OH Yeah, Quick More clamps, the glue is drying!!!

Herb


----------



## TwoSkies57 (Feb 23, 2009)

Looking like you'll have 2 clocks to choose from


----------



## old55 (Aug 11, 2013)

This is going to be a nice WIP. Watching with interest.


----------



## kklowell (Dec 26, 2014)

I like it... I think it's going to be beautiful.
I thought of this forum with a chuckle last night when I clamped a couple of pieces of wood together with six clamps...the piece was 4x6 inches.


----------



## Herb Stoops (Aug 28, 2012)

ExpressEN1 said:


> After seeing the prices on clock works, I decided to go with battery operated. Tjis is the progress. I might need some more clamps on that one section.
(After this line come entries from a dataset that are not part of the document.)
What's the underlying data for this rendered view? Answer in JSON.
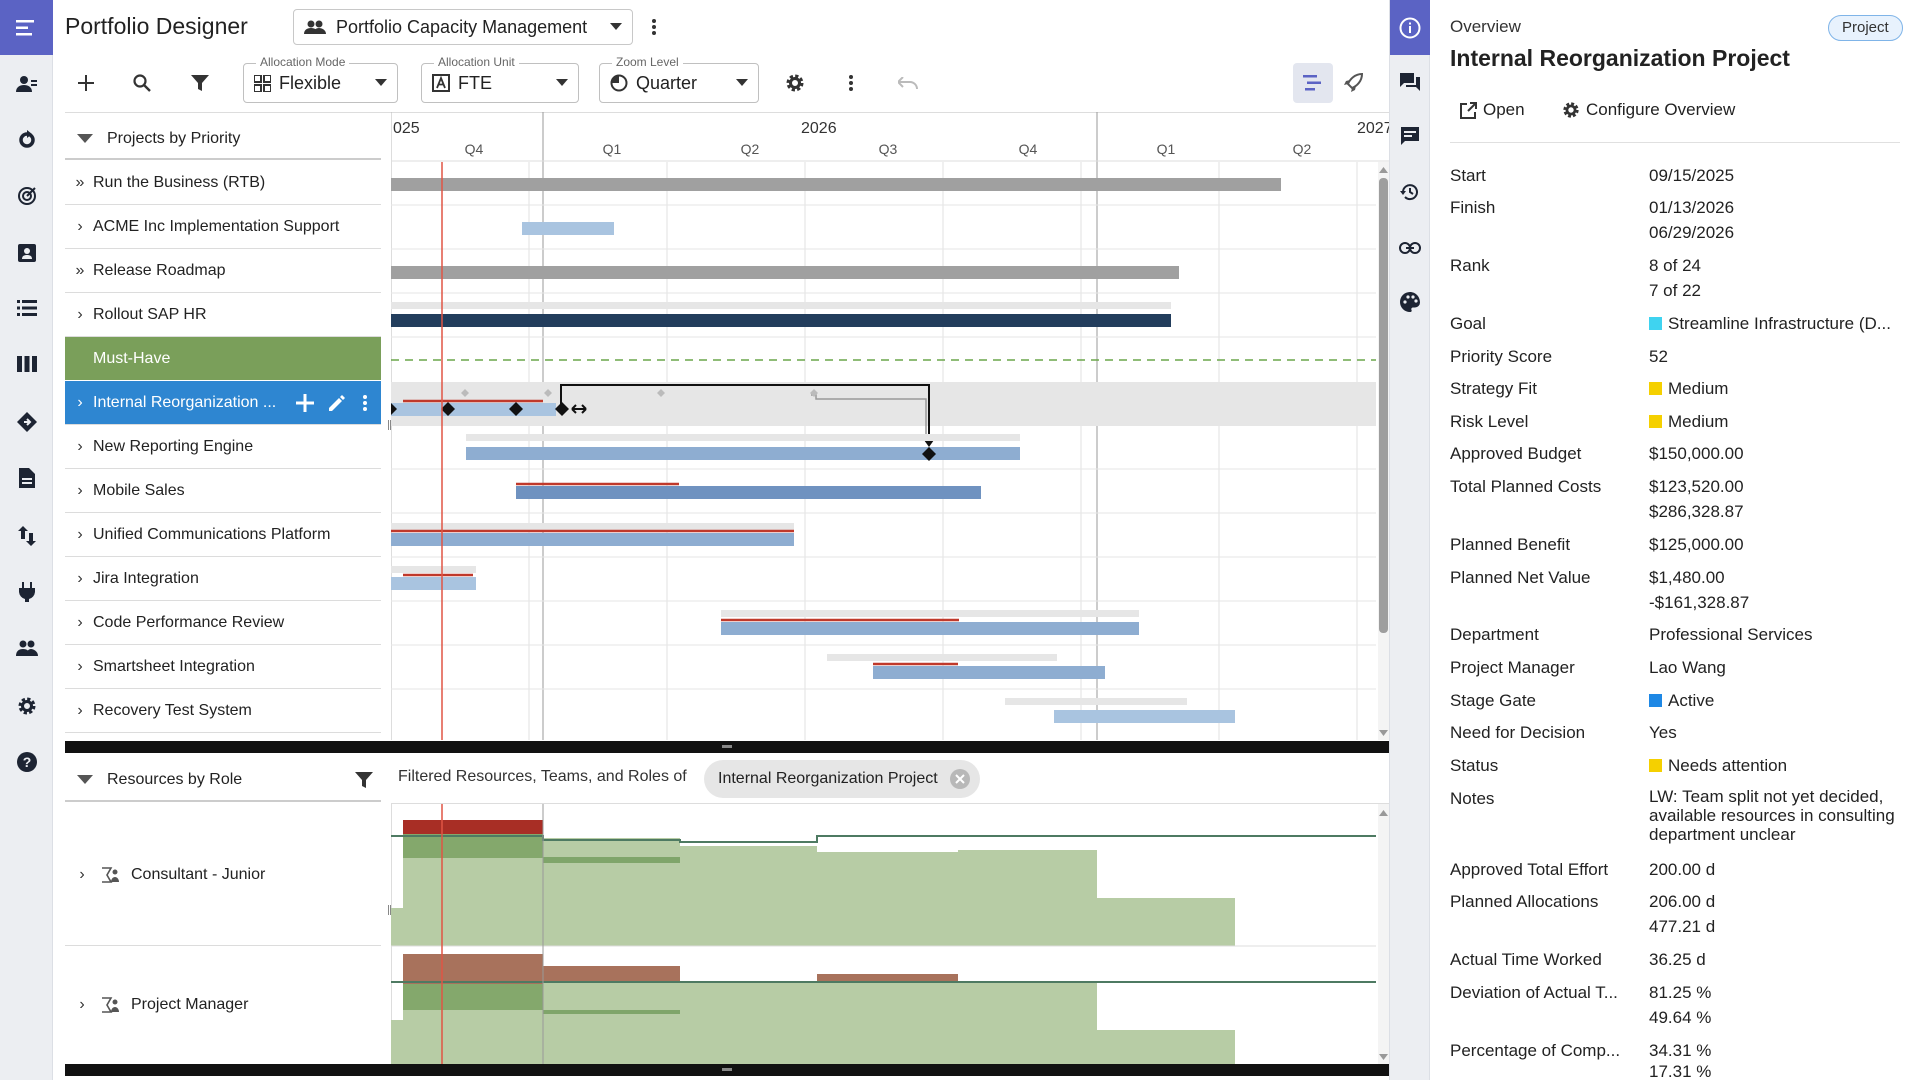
{
  "app": {
    "title": "Portfolio Designer",
    "portfolio": "Portfolio Capacity Management"
  },
  "toolbar": {
    "allocation_mode": {
      "legend": "Allocation Mode",
      "value": "Flexible"
    },
    "allocation_unit": {
      "legend": "Allocation Unit",
      "value": "FTE"
    },
    "zoom_level": {
      "legend": "Zoom Level",
      "value": "Quarter"
    }
  },
  "rail": [
    "menu-icon",
    "users-icon",
    "refresh-icon",
    "target-icon",
    "badge-icon",
    "list-icon",
    "columns-icon",
    "diamond-icon",
    "document-icon",
    "sort-icon",
    "plug-icon",
    "group-icon",
    "gear-icon",
    "help-icon"
  ],
  "projects": {
    "header": "Projects by Priority",
    "items": [
      {
        "label": "Run the Business (RTB)",
        "chev": "»"
      },
      {
        "label": "ACME Inc Implementation Support",
        "chev": "›"
      },
      {
        "label": "Release Roadmap",
        "chev": "»"
      },
      {
        "label": "Rollout SAP HR",
        "chev": "›"
      },
      {
        "label": "Must-Have",
        "chev": ""
      },
      {
        "label": "Internal Reorganization ...",
        "chev": "›"
      },
      {
        "label": "New Reporting Engine",
        "chev": "›"
      },
      {
        "label": "Mobile Sales",
        "chev": "›"
      },
      {
        "label": "Unified Communications Platform",
        "chev": "›"
      },
      {
        "label": "Jira Integration",
        "chev": "›"
      },
      {
        "label": "Code Performance Review",
        "chev": "›"
      },
      {
        "label": "Smartsheet Integration",
        "chev": "›"
      },
      {
        "label": "Recovery Test System",
        "chev": "›"
      }
    ]
  },
  "timeline": {
    "years": [
      "025",
      "2026",
      "2027"
    ],
    "quarters": [
      "Q4",
      "Q1",
      "Q2",
      "Q3",
      "Q4",
      "Q1",
      "Q2"
    ]
  },
  "resources": {
    "header": "Resources by Role",
    "filter_text": "Filtered Resources, Teams, and Roles of",
    "chip": "Internal Reorganization Project",
    "items": [
      "Consultant - Junior",
      "Project Manager"
    ]
  },
  "panel": {
    "section": "Overview",
    "badge": "Project",
    "title": "Internal Reorganization Project",
    "open": "Open",
    "configure": "Configure Overview",
    "fields": [
      {
        "k": "Start",
        "v": "09/15/2025"
      },
      {
        "k": "Finish",
        "v": "01/13/2026",
        "sub": "06/29/2026"
      },
      {
        "k": "Rank",
        "v": "8 of 24",
        "sub": "7 of 22"
      },
      {
        "k": "Goal",
        "v": "Streamline Infrastructure (D...",
        "sw": "#3fd3f0"
      },
      {
        "k": "Priority Score",
        "v": "52"
      },
      {
        "k": "Strategy Fit",
        "v": "Medium",
        "sw": "#f5d000"
      },
      {
        "k": "Risk Level",
        "v": "Medium",
        "sw": "#f5d000"
      },
      {
        "k": "Approved Budget",
        "v": "$150,000.00"
      },
      {
        "k": "Total Planned Costs",
        "v": "$123,520.00",
        "sub": "$286,328.87"
      },
      {
        "k": "Planned Benefit",
        "v": "$125,000.00"
      },
      {
        "k": "Planned Net Value",
        "v": "$1,480.00",
        "sub": "-$161,328.87"
      },
      {
        "k": "Department",
        "v": "Professional Services"
      },
      {
        "k": "Project Manager",
        "v": "Lao Wang"
      },
      {
        "k": "Stage Gate",
        "v": "Active",
        "sw": "#1e88e5"
      },
      {
        "k": "Need for Decision",
        "v": "Yes"
      },
      {
        "k": "Status",
        "v": "Needs attention",
        "sw": "#f5d000"
      },
      {
        "k": "Notes",
        "v": "LW: Team split not yet decided, available resources in consulting department unclear"
      },
      {
        "k": "Approved Total Effort",
        "v": "200.00 d"
      },
      {
        "k": "Planned Allocations",
        "v": "206.00 d",
        "sub": "477.21 d"
      },
      {
        "k": "Actual Time Worked",
        "v": "36.25 d"
      },
      {
        "k": "Deviation of Actual T...",
        "v": "81.25 %",
        "sub": "49.64 %"
      },
      {
        "k": "Percentage of Comp...",
        "v": "34.31 %",
        "sub": "17.31 %"
      }
    ]
  }
}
Those funny looking red and black clamps I have never seen before.

Herb


----------



## ExpressEN1 (Jul 13, 2013)

kklowell said:


> I like it... I think it's going to be beautiful.
> I thought of this forum with a chuckle last night when I clamped a couple of pieces of wood together with six clamps...the piece was 4x6 inches.


One can never have too many clamps.


----------



## ExpressEN1 (Jul 13, 2013)

Here's a little more progress. Still need the clock movement to come in and the glass. can you spray polyeurathane over min wax stain?


----------



## coastie72 (Jun 16, 2012)

ExpressEN1 said:


> Here's a little more progress. Still need the clock movement to come in and the glass. can you spray polyeurathane over min wax stain?


That clock iis similar to one I made from Danny Proulx book on pocket hole jigs,I ordered the movement from Lee Valley on the Thursday it was on my doorstep Monday morning I was amazed,even with the air freight it was still cheaper than the local clock parts supplier here in Australia.


----------



## john60 (Aug 30, 2014)

Those black and red clamps look like the Bessys I got last year at one of the big box stores on sale I really love them as the are true one hand operation


----------



## ExpressEN1 (Jul 13, 2013)

john60 said:


> Those black and red clamps look like the Bessys I got last year at one of the big box stores on sale I really love them as the are true one hand operation


Those came from my local Home Depot. I really like them.


----------



## ExpressEN1 (Jul 13, 2013)

Herb Stoops said:


> Those funny looking red and black clamps I have never seen before.
> 
> Herb


Those are Bessey Duo klamps from Home Depot.


----------



## ExpressEN1 (Jul 13, 2013)

Finally got the movement fron Leigh Valley........Finished. Starting out as scrap material, i'm happy with it.


----------



## RMIGHTY1 (Nov 5, 2014)

Hi Warren. Beautiful work. I like clocks.

Yes, you can cover min wax stains with polyurethane.


----------



## TwoSkies57 (Feb 23, 2009)

Nicely done Warren. This will no doubt, be well received!


----------



## Stick486 (Jan 4, 2013)

that is sweet...
please pass the KUDOS button...


----------



## jw2170 (Jan 24, 2008)

Very nice result, Warren.


----------



## jaguar1201 (Feb 4, 2015)

Hi Warren, congrats on a nice clock. As a member of the National Association of Watch and Clock Collectors, I like to see you join the org. We have an annual craft competition that has a category on clock case construction, and your work would make a nice entry. I would be happy to connect and sponsor you to the org if you are interested.
Rick


----------



## neville9999 (Jul 22, 2010)

jw2170 said:


> Very nice result, Warren.


Yes James, what you said. N


----------



## ExpressEN1 (Jul 13, 2013)

Thank you all for the compliments. Can't decide what's next. Another clock or maybe something with a hidden storage compartment. Heck, maybe a clock with a hidden compartment.


----------